In a new paper, out in Ecology Letters, we examined how genotype by genotype (G x G) interactions affected plant productivity and pollinator visitation. We used three genotypes each of Solidago altissima and Solidago gigantea, planted together in monocultures and all interspecific combinations. After two years of growth in large, outdoor pots, we examined pollinator visitation rates and destructively sampled the plants to obtain biomass measurements for flowers, stems and leaves, rhizomes, and coarse roots. We found that neighbor plants exerted particularly strong influences on the belowground phenotype of focal plants. The presence of strong, genetically-based, belowground interactions among neighboring plants makes sense given the expectation of resource, rather than light, limitation. The neighbor genotype effects described above can be considered indirect genetic effects (IGEs), which are influences on the phenotype of a focal individual due to the expression of genes in an interacting individual. To be precise with terminology, we’d call the IGEs in our study interspecific indirect genetic effects (IIGEs), because the interacting individuals were members of different species.
Earlier I mentioned that we also measured pollinator visitation. We found that genotype by genotype (G x G) interactions influenced how many pollinators visited focal plants. Although we don’t know the mechanism for sure, it may be that synchronicity (or the lack thereof) in flowering times between neighboring genotypes influenced pollinator visitation. Because we didn’t detect G x G interactions for any biomass traits, it’s likely that the mechanism goes beyond variation in productivity due intransitive competitive relationships between interacting genotypes. Whatever the mechanism, G x G interactions are a fundamental unit of the coevolutionary process, suggesting that it is possible that, over many generations, we could observe coevolutionary interactions between genotypes driving changes in the composition of associated communities.
IGEs show that evolutionary forces acting on an individual’s phenotype can come from multiple sources – changes in that individual’s genotype or changes in the genotypes of interacting individuals.

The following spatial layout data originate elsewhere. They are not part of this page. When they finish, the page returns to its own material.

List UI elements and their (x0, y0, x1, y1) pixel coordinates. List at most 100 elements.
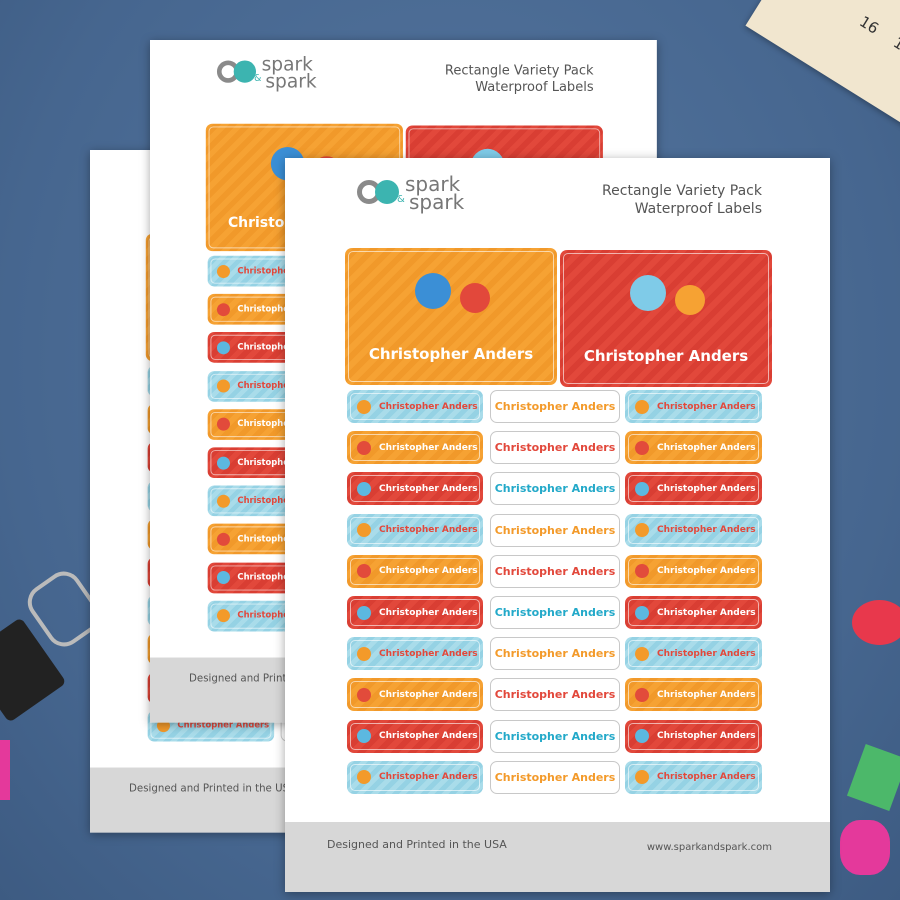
name-label: Christopher Anders (490, 431, 620, 465)
label-name: Christopher Anders (379, 731, 478, 742)
label-icon (635, 729, 649, 744)
name-label: Christopher Anders (347, 431, 483, 465)
label-icon (357, 770, 371, 785)
label-border (628, 557, 759, 585)
label-name: Christopher Anders (657, 689, 756, 700)
label-border (350, 722, 480, 750)
ruler: 16 17 (745, 0, 900, 132)
label-name: Christopher Anders (379, 689, 478, 700)
label-art (460, 283, 490, 313)
label-border (628, 516, 759, 544)
label-border (628, 599, 759, 626)
label-icon (357, 687, 371, 702)
label-border (350, 557, 480, 585)
label-name: Christopher Anders (494, 441, 616, 455)
label-art (630, 275, 666, 311)
name-label: Christopher Anders (490, 637, 620, 671)
ruler-number: 16 (856, 12, 882, 38)
name-label: Christopher Anders (347, 678, 483, 712)
label-border (350, 516, 480, 544)
label-name: Christopher Anders (237, 458, 330, 468)
label-icon (216, 264, 230, 278)
label-icon (357, 440, 371, 455)
name-label: Christopher Anders (490, 390, 620, 423)
label-name: Christopher Anders (237, 572, 330, 583)
label-name: Christopher Anders (494, 606, 616, 619)
name-label: Christopher Anders (625, 637, 762, 671)
label-name: Christopher Anders (379, 772, 478, 783)
name-label: Christopher Anders (347, 719, 483, 753)
large-label: Christopher Anders (345, 248, 557, 385)
label-name: Christopher Anders (237, 343, 330, 353)
label-name: Christopher Anders (494, 482, 616, 496)
label-name: Christopher Anders (237, 534, 330, 544)
name-label: Christopher Anders (625, 513, 762, 547)
label-name: Christopher Anders (237, 381, 330, 391)
sheet-title: Rectangle Variety Pack (444, 63, 594, 79)
label-name: Christopher Anders (657, 566, 756, 577)
label-name: Christopher Anders (379, 566, 478, 577)
label-name: Christopher Anders (494, 564, 616, 578)
label-name: Christopher Anders (237, 496, 330, 506)
label-border (350, 475, 480, 503)
label-icon (635, 523, 649, 538)
label-icon (156, 719, 170, 733)
label-art (415, 273, 451, 309)
logo-mark (375, 180, 399, 204)
label-name: Christopher Anders (657, 607, 756, 618)
label-name: Christopher Anders (494, 688, 616, 702)
name-label: Christopher Anders (625, 431, 762, 465)
name-label: Christopher Anders (347, 760, 483, 794)
name-label: Christopher Anders (490, 596, 620, 629)
label-icon (635, 605, 649, 620)
label-icon (216, 609, 230, 623)
logo-word: spark (409, 190, 465, 214)
label-border (350, 599, 480, 626)
logo-amp: & (254, 73, 262, 84)
label-border (350, 763, 480, 791)
label-art (675, 285, 705, 315)
name-label: Christopher Anders (490, 554, 620, 588)
name-label: Christopher Anders (625, 596, 762, 629)
name-label: Christopher Anders (625, 390, 762, 423)
toy-letter (840, 820, 890, 875)
label-name: Christopher Anders (657, 442, 756, 453)
name-label: Christopher Anders (347, 390, 483, 423)
logo-amp: & (397, 194, 405, 205)
ruler-number: 17 (890, 33, 900, 59)
label-icon (216, 532, 230, 546)
label-icon (216, 417, 230, 431)
label-name: Christopher Anders (379, 525, 478, 536)
label-border (628, 640, 759, 668)
label-icon (357, 399, 371, 414)
label-border (628, 434, 759, 462)
label-icon (635, 399, 649, 414)
name-label: Christopher Anders (347, 472, 483, 506)
label-border (350, 434, 480, 462)
name-label: Christopher Anders (347, 637, 483, 671)
name-label: Christopher Anders (625, 719, 762, 753)
logo-word: spark (265, 69, 317, 93)
label-name: Christopher Anders (657, 772, 756, 783)
name-label: Christopher Anders (490, 678, 620, 712)
name-label: Christopher Anders (625, 472, 762, 506)
logo-mark (233, 60, 257, 83)
large-label: Christopher Anders (560, 250, 772, 387)
footer-text: Designed and Printed in the USA (327, 838, 507, 851)
label-name: Christopher Anders (237, 266, 330, 276)
label-name: Christopher Anders (657, 401, 756, 412)
toy-letter (0, 740, 10, 800)
label-sheet: spark&spark Rectangle Variety Pack Waterpr… (285, 158, 830, 892)
label-name: Christopher Anders (237, 304, 330, 315)
label-border (563, 253, 769, 384)
label-name: Christopher Anders (237, 419, 330, 430)
sheet-subtitle: Waterproof Labels (475, 79, 594, 95)
label-name: Christopher Anders (379, 401, 478, 412)
name-label: Christopher Anders (490, 513, 620, 547)
toy-letter (852, 600, 900, 645)
label-border (348, 251, 554, 382)
label-icon (635, 770, 649, 785)
name-label: Christopher Anders (490, 760, 620, 794)
name-label: Christopher Anders (490, 472, 620, 506)
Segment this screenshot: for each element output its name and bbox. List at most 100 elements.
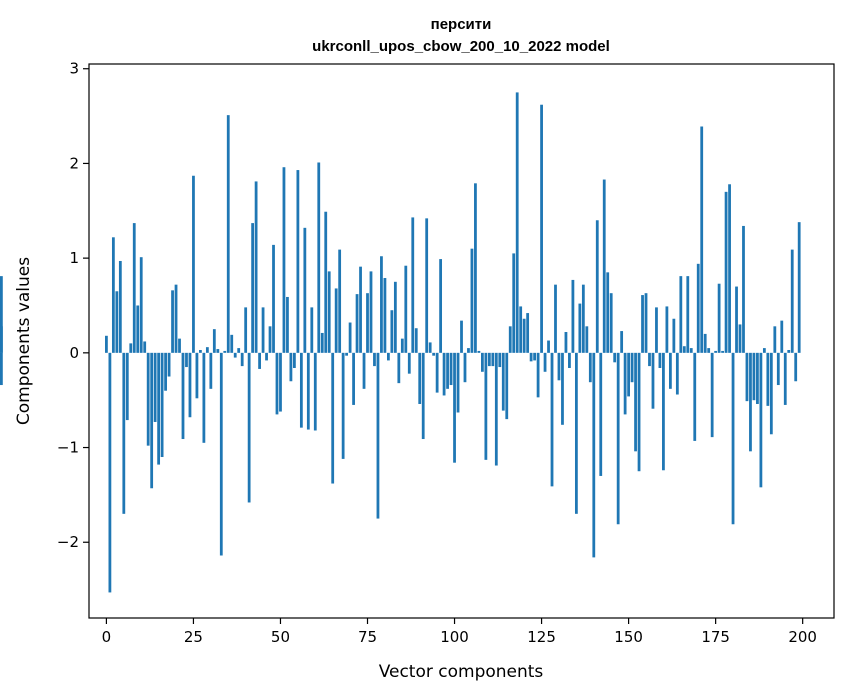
bar-44 xyxy=(258,352,261,369)
y-tick-label: 3 xyxy=(69,60,79,78)
bar-108 xyxy=(481,352,484,372)
x-axis-label: Vector components xyxy=(379,662,544,682)
bar-1 xyxy=(108,352,112,593)
bar-25 xyxy=(192,175,195,353)
bar-131 xyxy=(561,352,564,425)
bar-100 xyxy=(453,352,456,463)
bar-139 xyxy=(588,352,592,383)
bar-142 xyxy=(599,352,603,476)
bar-30 xyxy=(209,352,213,389)
bar-129 xyxy=(554,284,557,353)
bar-126 xyxy=(543,352,547,372)
bar-193 xyxy=(776,352,780,386)
y-tick-label: −2 xyxy=(57,533,79,551)
plot-frame xyxy=(88,63,835,619)
y-axis-ticks: −2 −1 0 1 2 3 xyxy=(57,60,89,551)
bar-135 xyxy=(574,352,578,514)
bar-175 xyxy=(714,350,718,353)
bar-136 xyxy=(578,303,582,353)
bar-123 xyxy=(533,352,536,361)
bar-85 xyxy=(400,338,404,353)
bar-45 xyxy=(261,307,265,353)
bar-46 xyxy=(265,352,268,361)
bars-group xyxy=(0,92,801,593)
bar-62 xyxy=(320,332,324,353)
bar-199 xyxy=(797,222,801,353)
bar-80 xyxy=(383,278,387,353)
bar-16 xyxy=(160,352,164,458)
bar-29 xyxy=(205,347,209,353)
bar-74 xyxy=(362,352,366,389)
bar-78 xyxy=(376,352,380,519)
bar-39 xyxy=(240,352,244,367)
x-tick-label: 25 xyxy=(184,628,203,646)
bar-15 xyxy=(157,352,161,465)
bar-19 xyxy=(171,290,174,353)
bar-13 xyxy=(150,352,154,489)
bar-48 xyxy=(272,244,275,353)
bar-133 xyxy=(568,352,571,368)
bar-71 xyxy=(352,352,355,405)
bar-130 xyxy=(557,352,561,381)
bar-119 xyxy=(519,306,523,353)
bar-54 xyxy=(293,352,296,368)
bar-31 xyxy=(212,329,216,353)
bar-143 xyxy=(602,179,606,353)
bar-180 xyxy=(731,352,735,525)
bar-166 xyxy=(682,346,686,353)
bar-87 xyxy=(407,352,411,374)
bar-191 xyxy=(769,352,773,435)
bar-182 xyxy=(738,324,742,353)
bar-22 xyxy=(181,352,185,440)
bar-35 xyxy=(226,115,230,353)
bar-undefined xyxy=(0,276,3,353)
bar-190 xyxy=(766,352,770,406)
bar-42 xyxy=(251,223,255,353)
bar-192 xyxy=(773,326,777,353)
bar-167 xyxy=(686,276,690,353)
bar-111 xyxy=(491,352,495,367)
bar-145 xyxy=(609,293,613,353)
bar-2 xyxy=(111,237,115,353)
bar-68 xyxy=(341,352,345,459)
bar-184 xyxy=(745,352,749,402)
x-tick-label: 75 xyxy=(358,628,377,646)
bar-196 xyxy=(787,350,791,353)
bar-168 xyxy=(689,348,693,353)
bar-93 xyxy=(428,342,432,353)
bar-134 xyxy=(571,279,575,353)
bar-50 xyxy=(279,352,282,412)
bar-158 xyxy=(655,307,658,353)
bar-7 xyxy=(129,343,133,353)
bar-189 xyxy=(762,348,766,353)
bar-104 xyxy=(467,348,470,353)
bar-4 xyxy=(118,260,122,353)
bar-82 xyxy=(390,310,394,353)
bar-155 xyxy=(644,293,648,353)
bar-56 xyxy=(299,352,303,428)
chart-subtitle: ukrconll_upos_cbow_200_10_2022 model xyxy=(312,38,610,55)
bar-178 xyxy=(724,191,728,353)
y-tick-label: 2 xyxy=(69,154,79,172)
bar-81 xyxy=(387,352,390,361)
bar-51 xyxy=(282,167,286,353)
bar-144 xyxy=(606,272,610,353)
bar-95 xyxy=(435,352,439,393)
bar-127 xyxy=(547,340,550,353)
bar-14 xyxy=(153,352,157,422)
bar-138 xyxy=(585,326,589,353)
bar-125 xyxy=(540,104,543,353)
bar-195 xyxy=(783,352,787,405)
bar-96 xyxy=(439,259,443,353)
bar-17 xyxy=(164,352,167,391)
bar-120 xyxy=(522,318,526,353)
bar-10 xyxy=(139,257,143,353)
bar-149 xyxy=(623,352,627,415)
bar-183 xyxy=(742,225,745,353)
bar-undefined xyxy=(0,352,3,386)
x-tick-label: 50 xyxy=(271,628,290,646)
bar-113 xyxy=(498,352,502,368)
bar-83 xyxy=(393,281,397,353)
bar-63 xyxy=(324,211,328,353)
bar-75 xyxy=(366,293,369,353)
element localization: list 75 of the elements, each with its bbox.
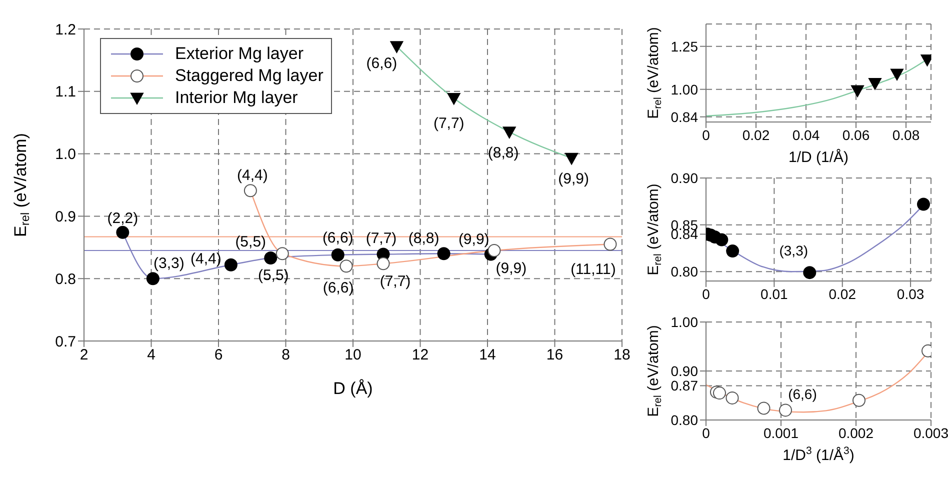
annotation: (11,11) (570, 260, 616, 278)
annotation: (8,8) (488, 144, 519, 162)
y-tick-label: 0.9 (55, 208, 76, 226)
point (868, 78, 882, 90)
x-tick-label: 0.003 (913, 424, 948, 441)
x-tick-label: 4 (147, 346, 156, 364)
point (713, 386, 726, 400)
x-tick-label: 0.03 (896, 286, 924, 302)
point (851, 85, 864, 98)
x-tick-label: 0.01 (760, 286, 788, 302)
point (803, 266, 816, 280)
x-tick-label: 0.02 (742, 126, 770, 143)
annotation: (8,8) (408, 230, 440, 248)
x-tick-label: 0.04 (792, 126, 820, 143)
annotation: (9,9) (458, 230, 490, 248)
legend-label: Interior Mg layer (175, 88, 298, 108)
annotation: (6,6) (788, 386, 817, 402)
y-tick-label: 0.90 (670, 362, 698, 379)
x-tick-label: 0.08 (892, 126, 920, 143)
annotation: (6,6) (322, 229, 354, 246)
x-tick-label: 8 (282, 346, 290, 364)
point (852, 394, 866, 407)
x-tick-label: 18 (614, 346, 630, 364)
y-tick-label: 0.87 (670, 378, 698, 394)
point (757, 402, 770, 415)
y-tick-label: 0.84 (670, 108, 698, 125)
point (917, 198, 930, 211)
annotation: (6,6) (366, 54, 398, 72)
annotation: (4,4) (190, 250, 222, 268)
y-tick-label: 0.7 (55, 333, 76, 350)
y-tick-label: 1.2 (55, 21, 76, 38)
x-axis-title: 1/D (1/Å) (788, 148, 849, 166)
x-tick-label: 0.06 (842, 126, 870, 143)
point (726, 391, 739, 404)
annotation: (4,4) (237, 167, 268, 184)
y-tick-label: 1.00 (670, 314, 698, 330)
y-tick-label: 0.80 (670, 264, 698, 280)
x-axis-title: D (Å) (333, 379, 373, 398)
y-tick-label: 0.80 (670, 412, 698, 428)
x-tick-label: 6 (214, 346, 223, 364)
annotation: (9,9) (496, 260, 527, 278)
point (726, 244, 740, 258)
y-tick-label: 0.8 (55, 270, 76, 288)
x-tick-label: 16 (546, 346, 564, 364)
legend-label: Staggered Mg layer (175, 66, 324, 86)
annotation: (7,7) (366, 230, 397, 247)
x-tick-label: 14 (479, 346, 496, 364)
x-tick-label: 2 (80, 346, 88, 364)
annotation: (3,3) (154, 255, 184, 272)
x-tick-label: 0.001 (763, 424, 799, 441)
annotation: (7,7) (380, 273, 411, 290)
annotation: (5,5) (258, 267, 289, 284)
y-tick-label: 1.00 (670, 81, 698, 98)
annotation: (5,5) (235, 234, 266, 251)
x-tick-label: 10 (344, 346, 362, 364)
x-tick-label: 0 (702, 126, 710, 143)
x-tick-label: 0.02 (828, 286, 856, 302)
y-tick-label: 1.0 (55, 146, 76, 164)
x-tick-label: 12 (412, 346, 429, 364)
x-axis-title: 1/D$^{3}$ (1/Å$^{3}$) (782, 445, 854, 464)
y-tick-label: 1.1 (55, 84, 76, 101)
annotation: (9,9) (558, 170, 589, 188)
legend-label: Exterior Mg layer (175, 44, 304, 64)
y-tick-label: 0.90 (670, 170, 698, 186)
annotation: (2,2) (107, 210, 138, 227)
y-tick-label: 1.25 (670, 38, 698, 54)
point (890, 68, 904, 81)
x-tick-label: 0.002 (838, 424, 874, 441)
point (715, 233, 728, 246)
annotation: (6,6) (322, 280, 354, 297)
annotation: (3,3) (779, 242, 808, 259)
annotation: (7,7) (433, 114, 464, 132)
point (779, 404, 792, 417)
x-tick-label: 0 (702, 286, 710, 302)
x-tick-label: 0 (702, 424, 710, 441)
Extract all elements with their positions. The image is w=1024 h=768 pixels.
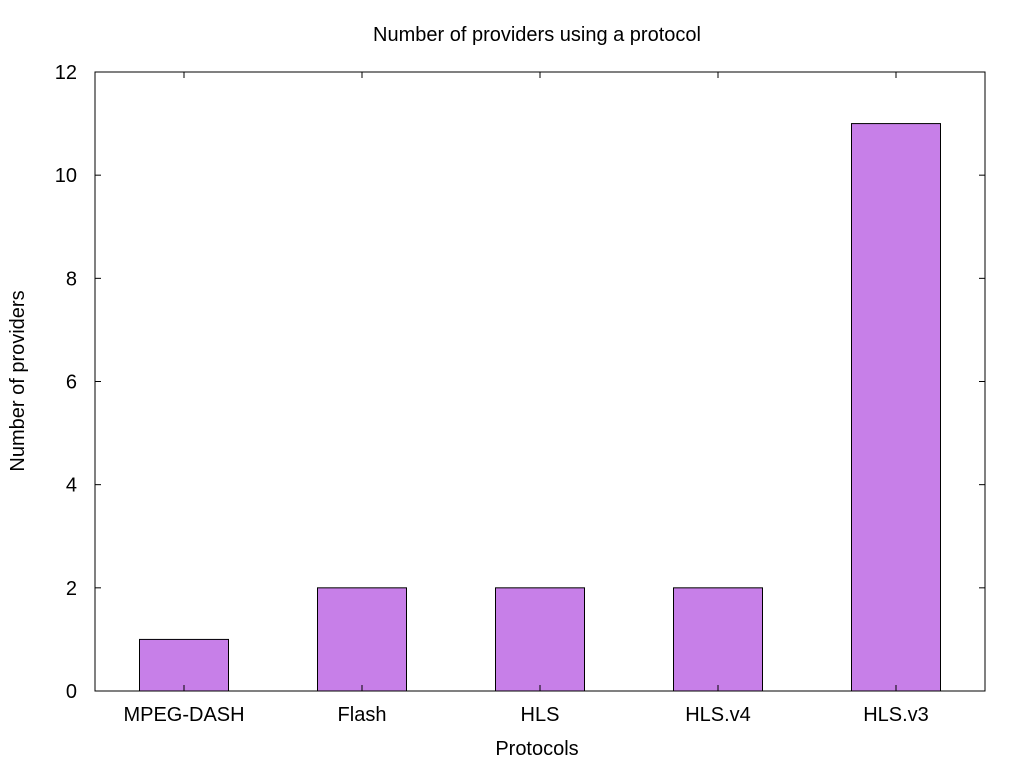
bar-hls-v3 — [851, 123, 941, 692]
y-tick-label: 10 — [55, 165, 77, 187]
y-tick-label: 12 — [55, 62, 77, 84]
y-tick-label: 0 — [66, 681, 77, 703]
x-tick-label: HLS.v4 — [685, 704, 751, 726]
bar-hls-v4 — [673, 587, 763, 692]
bar-flash — [317, 587, 407, 692]
bar-hls — [495, 587, 585, 692]
x-tick-label: HLS — [521, 704, 560, 726]
y-tick-label: 4 — [66, 475, 77, 497]
x-tick-label: Flash — [338, 704, 387, 726]
y-tick-label: 2 — [66, 578, 77, 600]
y-tick-label: 8 — [66, 268, 77, 290]
y-axis-label: Number of providers — [7, 290, 29, 471]
bars-group — [139, 123, 941, 692]
bar-mpeg-dash — [139, 638, 229, 692]
x-tick-label: MPEG-DASH — [123, 704, 244, 726]
plot-frame — [94, 71, 986, 692]
chart-title: Number of providers using a protocol — [373, 24, 701, 46]
y-tick-label: 6 — [66, 372, 77, 394]
x-axis-label: Protocols — [495, 738, 578, 760]
ticks-group: MPEG-DASH Flash HLS HLS.v4 HLS.v3 0 2 4 6 8 10 12 — [55, 62, 985, 726]
x-tick-label: HLS.v3 — [863, 704, 929, 726]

Additionally, models approaches have suggested that evolution can occur much faster when phenotypes interact (see Moore et al. 1997). So, in line with this blog’s recent “Kumbaya” spirit, I’d suggest that IGEs and IIGEs could be an important concept that can help unite community genetics, niche construction, ecological genetics, and so on. Perhaps IIGEs could be the arrow that connects “communities” and “phenotypes”, or they could result in changes to a focal plant’s phenotype that affects its interactions with other species. Either way, in my view eco-evo feedbacks are complex and applying names and definitions to the interactions which make up the feedback helps to simplify the issue.